A local company called Millennium Health paid for the two week camp.
Retired Gunnery Sergeant Mike Rios was in the Marine Corps for 18 years.
He was in Afghanistan on his fourth combat deployment when a 45 minute firefight stripped him of who he was and what he knew.
"I heard the RPG blast, and I could see it coming at me like a football," Rios said.
He came to with his face in the dirt.
"My kneecap was almost totally out of my knee and shifted to the left," he added.
Rios said he kept firing as his friend carried him through gunfire to the helicopter.
The pain was excrutiating, but it was nothing compared to the inner agony that followed.
"I felt weak," Rios said. "Almost like my life was over."
He could no longer serve.
"I put a gun to my chest," he explained. "I was just thinking it was going to take nothing but a split second, and everything that I'm going through would be done with."
He caught a glimpse of his reflection in his TV and did not recognize himself.
"It was hard for me to see it and see myself in that light especially when I thought of myself as a standup guy," he added.

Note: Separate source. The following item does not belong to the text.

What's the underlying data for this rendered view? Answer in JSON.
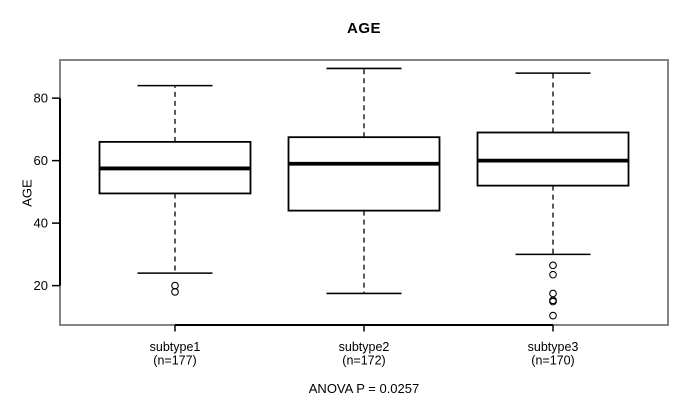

When his demons crept up on him again, he recorded himself on his iPad. Then, he watched the man he did not want to be.
He also got into adaptive sports and got good fast.
"The more I focused on the sports that I was doing, the less I focused on the outside things that were happening to me," he said.
Despite falling while hand cycling during the Warrior Games, he still landed the silver medal.
After trying archery for the first time during the camp, his expert shooting skills made him a natural. He is already gunning for the Warrior Games in March.
"I don't have to make these videos anymore in order to realize that I have control of my life," Rios said.
He is now aiming at a target instead of his heart.